Entertainment

Reigning cats? Put on the dogs!

It’s been nine years — or ruff-ly 63 dog years — since “Cats & Dogs” came out to mixed reviews. About time for a sequel, the filmmakers apparently thought (maybe because a whole new generation of filmgoers has been born in the interim).

The result, “Cats & Dogs: The Revenge of Kitty Galore,” is an amusing summer-confection spy send-up, complete with a voice cameo from erstwhile James Bond Roger Moore as tux-clad feline spy chief Tab Lazenby.
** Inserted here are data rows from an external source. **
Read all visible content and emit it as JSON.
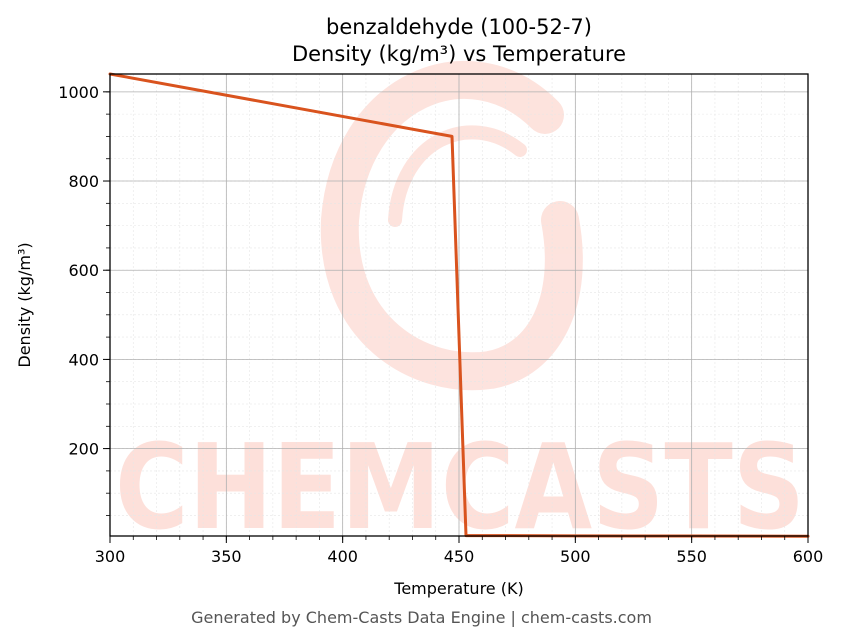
{
  "chart_data": {
    "type": "line",
    "title_line1": "benzaldehyde (100-52-7)",
    "title_line2": "Density (kg/m³) vs Temperature",
    "xlabel": "Temperature (K)",
    "ylabel": "Density (kg/m³)",
    "xlim": [
      300,
      600
    ],
    "ylim": [
      4,
      1040
    ],
    "xticks": [
      300,
      350,
      400,
      450,
      500,
      550,
      600
    ],
    "yticks": [
      200,
      400,
      600,
      800,
      1000
    ],
    "grid": true,
    "series": [
      {
        "color": "#d9531e",
        "x": [
          300,
          447,
          453,
          460,
          500,
          550,
          600
        ],
        "y": [
          1040,
          900,
          5,
          4.8,
          4.3,
          3.9,
          3.6
        ]
      }
    ]
  },
  "watermark": {
    "text": "CHEMCASTS",
    "color": "#fde0da"
  },
  "footer": "Generated by Chem-Casts Data Engine | chem-casts.com"
}
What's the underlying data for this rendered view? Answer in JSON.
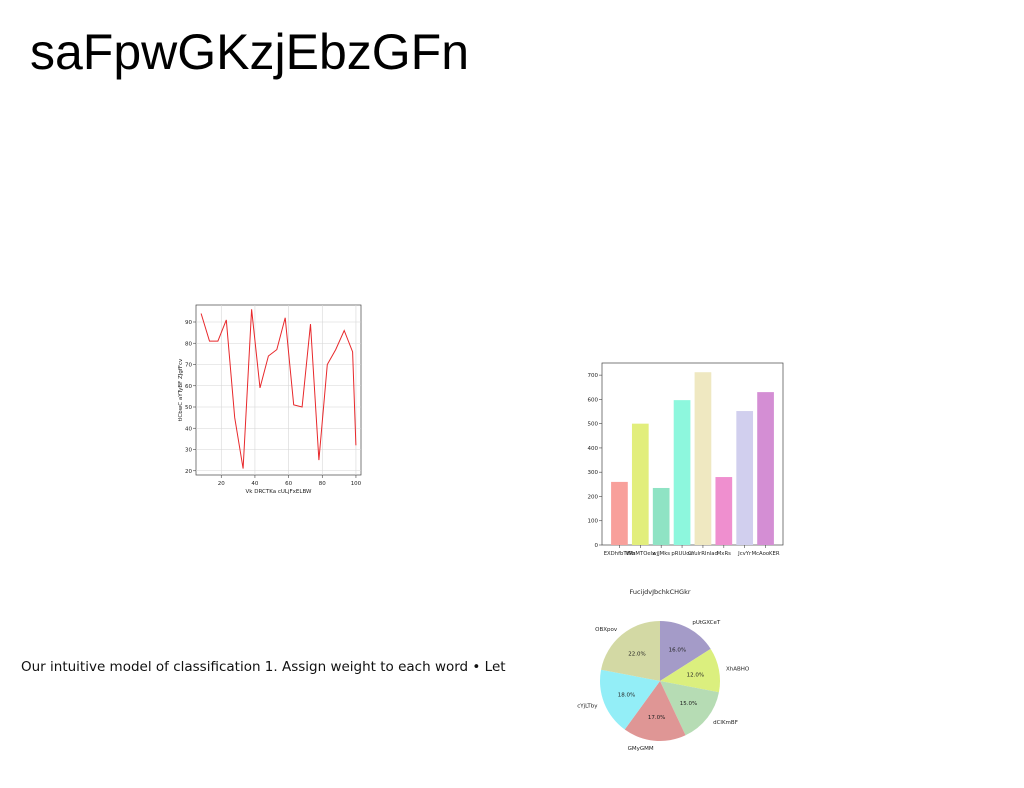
{
  "slide": {
    "title": "saFpwGKzjEbzGFn",
    "body_text": "Our intuitive model of classification 1. Assign weight to each word • Let"
  },
  "chart_data": [
    {
      "type": "line",
      "title": "",
      "xlabel": "Vk DRCTKa cULjFxELBW",
      "ylabel": "tlCbwC aYTyBF ZJgfFcv",
      "x": [
        8,
        13,
        18,
        23,
        28,
        33,
        38,
        43,
        48,
        53,
        58,
        63,
        68,
        73,
        78,
        83,
        88,
        93,
        98,
        100
      ],
      "series": [
        {
          "values": [
            94,
            81,
            81,
            91,
            45,
            21,
            96,
            59,
            74,
            77,
            92,
            51,
            50,
            89,
            25,
            70,
            77,
            86,
            76,
            32
          ],
          "color": "#e8282b"
        }
      ],
      "xticks": [
        20,
        40,
        60,
        80,
        100
      ],
      "yticks": [
        20,
        30,
        40,
        50,
        60,
        70,
        80,
        90
      ],
      "xlim": [
        5,
        103
      ],
      "ylim": [
        18,
        98
      ],
      "grid": true
    },
    {
      "type": "bar",
      "title": "",
      "categories": [
        "EXDhfbTWb",
        "VRsMTOelx",
        "wjJMks",
        "pRUUoa",
        "CYulrRInlad",
        "MxRs",
        "JcvYr",
        "McAooKER"
      ],
      "values": [
        260,
        500,
        235,
        597,
        712,
        280,
        552,
        630
      ],
      "colors": [
        "#f8a09b",
        "#e2ee7c",
        "#8fe3c4",
        "#8df7dd",
        "#efe8c1",
        "#ef8fcf",
        "#d1cfee",
        "#d48ed4"
      ],
      "yticks": [
        0,
        100,
        200,
        300,
        400,
        500,
        600,
        700
      ],
      "ylim": [
        0,
        750
      ],
      "grid": false
    },
    {
      "type": "pie",
      "title": "FucijdvJbchkCHGkr",
      "slices": [
        {
          "label": "pUtGXCeT",
          "value": 16.0,
          "pct": "16.0%",
          "color": "#a49bc8"
        },
        {
          "label": "XhABHO",
          "value": 12.0,
          "pct": "12.0%",
          "color": "#dbef7e"
        },
        {
          "label": "dClKmBF",
          "value": 15.0,
          "pct": "15.0%",
          "color": "#b6dcb4"
        },
        {
          "label": "GMyGMM",
          "value": 17.0,
          "pct": "17.0%",
          "color": "#df9695"
        },
        {
          "label": "cYjLTby",
          "value": 18.0,
          "pct": "18.0%",
          "color": "#93eef7"
        },
        {
          "label": "OBXpov",
          "value": 22.0,
          "pct": "22.0%",
          "color": "#d3d9a4"
        }
      ]
    }
  ]
}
The wagging tale goes like this: A creepy-looking, hairless puss named Kitty Galore (voiced by Bette Midler) is scheming to rid the world of dogs and conquer the planet using a sound that will turn man’s best friends into a pack of mad hounds. And she plans on sending out the sound with a satellite and secret transmitter.
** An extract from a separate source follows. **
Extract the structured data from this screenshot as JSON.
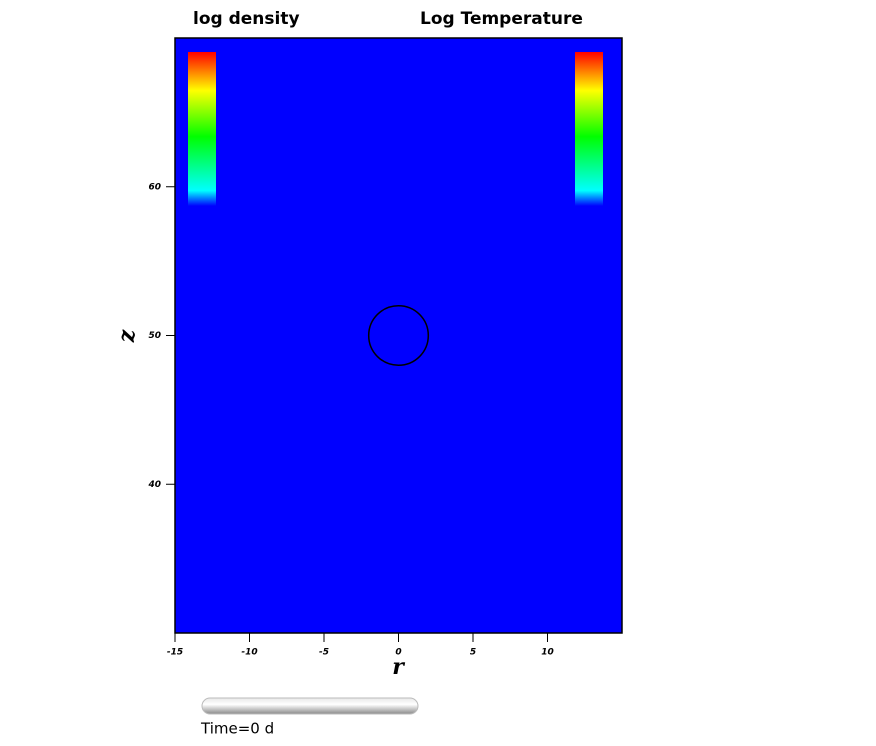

That’s where an unlikely band of animal allies comes into the act. A hairier than usual Nick Nolte — OK, he’s playing a dog — voices Butch, the no-nonsense team leader. His partner is Diggs (James Marsden), a German shepherd just let go by the San Francisco Police Department. A wisecracking pigeon helps gather intel.

Then there’s Catherine (Christina Applegate), a cat!

Unlikely? Maybe, but no more so than the Americans teaming up with enemy Russia to defeat the Germans in World War II, right?

“Revenge” offers a steady stream of puns from the “Naked Gun” school of filmmaking: “We’ve got to stop the spread of radical feline-ism,” says one dog. Another animal mentions “paw-to-paw combat.” We even see a tableful of dogs playing poker.

The mix of actors (Jack McBrayer is the standout human as a witless carny magician), real animals, puppets and computer work is seamless. And the music is a lively soundtrack of Bond- and “Mission: Impossible”-like music with a little ’70s funk tossed in.

With action aplenty, talking animals and enough gags to make any sane grown-up groan, “The Revenge of Kitty Galore” is a harmless but fun hot-weather diversion for the family.

Oh, and while it hardly seems worth mentioning the film’s in 3-D where available (since everything is), it’s worth donning the clunky glasses for the Wile E. Coyote short preceding the feature film.